Mr. Speaker, I do not know whether I am unlucky or lucky. Each time an issue dealing with things such as employment equity, discrimination, or fairness in hiring comes up, I always speak after the member for Wild Rose. What it means is that I normally do not have to worry about going back to a speech that somebody else wrote for me. He usually incites me to find things inside that are germane to my very being, that are at the core of what I am and the reason I got into politics.
Some of the nonsense I hear espoused by that particular member does a great disservice, not only to the constituents he represents but to the party he belongs to and the Parliament he sits in. This member consistently and constantly gets up and shows that it is okay to speak in the Parliament of Canada-and I do not deny him the right or the privilege to do so-and pretend that things are other than what they are.
I listened to this member say "What about the white male?" He told everyone who was listening tonight that his 23-year-old mailman son, I think he said, had to go south of the border, had to get a green card. I am sorry for that. I hope that my son will be able to get employment in this country when he is ready to enter the labour market. But I want to give him a wake-up call. There are many sons of people in my constituency whose colour is not the same as mine or the member for Wild Rose, whose native language is not the same as mine or the member for Wild Rose, whose fathers cannot get employment in this country, not because the jobs do not exist but solely because of the colour of their skin, the language they speak, or their cultural heritage. That is the reality in this country.
If the member for Wild Rose wants to be shown, I will issue him an invitation to come down and I will walk him through the back streets of Preston, Nova Scotia, and he can meet the people who for generations have fought to be included. They have not asked to be given special treatment, they have not asked to be singled out. They have asked to be treated like his white male 23-year-old son to participate to the fullness of their ability in the labour market. That is what this is all about.

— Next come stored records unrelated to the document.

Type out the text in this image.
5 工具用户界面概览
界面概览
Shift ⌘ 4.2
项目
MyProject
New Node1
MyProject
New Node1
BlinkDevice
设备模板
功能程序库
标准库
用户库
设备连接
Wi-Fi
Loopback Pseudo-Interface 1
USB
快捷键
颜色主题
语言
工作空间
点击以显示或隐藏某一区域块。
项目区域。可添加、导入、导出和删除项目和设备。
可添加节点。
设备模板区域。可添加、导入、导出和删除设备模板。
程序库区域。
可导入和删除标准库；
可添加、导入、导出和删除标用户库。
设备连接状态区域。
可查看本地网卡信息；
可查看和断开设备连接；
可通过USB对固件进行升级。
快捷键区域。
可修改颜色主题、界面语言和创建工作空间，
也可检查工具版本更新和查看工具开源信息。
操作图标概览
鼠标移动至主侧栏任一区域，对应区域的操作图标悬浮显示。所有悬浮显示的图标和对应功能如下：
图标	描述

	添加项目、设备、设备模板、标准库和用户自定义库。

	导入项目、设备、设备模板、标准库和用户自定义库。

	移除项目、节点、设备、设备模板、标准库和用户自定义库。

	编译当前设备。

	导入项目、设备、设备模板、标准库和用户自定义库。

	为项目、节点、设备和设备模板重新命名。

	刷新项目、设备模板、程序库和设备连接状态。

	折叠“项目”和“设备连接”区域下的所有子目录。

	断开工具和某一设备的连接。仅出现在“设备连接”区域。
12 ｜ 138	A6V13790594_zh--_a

For the hon. member to deny this tells me that this individual and the fact that he can get up and speak the way he does in the House is more a testament to the tolerance of the democratic institution called Parliament than it is to the point of view he espouses.
The member opposite and the Reform Party get up and use this high office called Parliament-what John Turner used to refer to as the highest court in the land, and it is-to put forward points of view they know are dishonest, points of view that say there is no need in this country for the federal government, the lead government in this country, the highest court in the land, to put out in policies and programs what it believes are standards that should be followed in its own bailiwick, with its own employees in the areas it regulates, in federally regulated industries.
To listen to the member and those of his ilk over there one would believe that everything is rosy, that the status quo is something not just to be maintained but to be heralded. This is the way we have done it. This is the way it should be.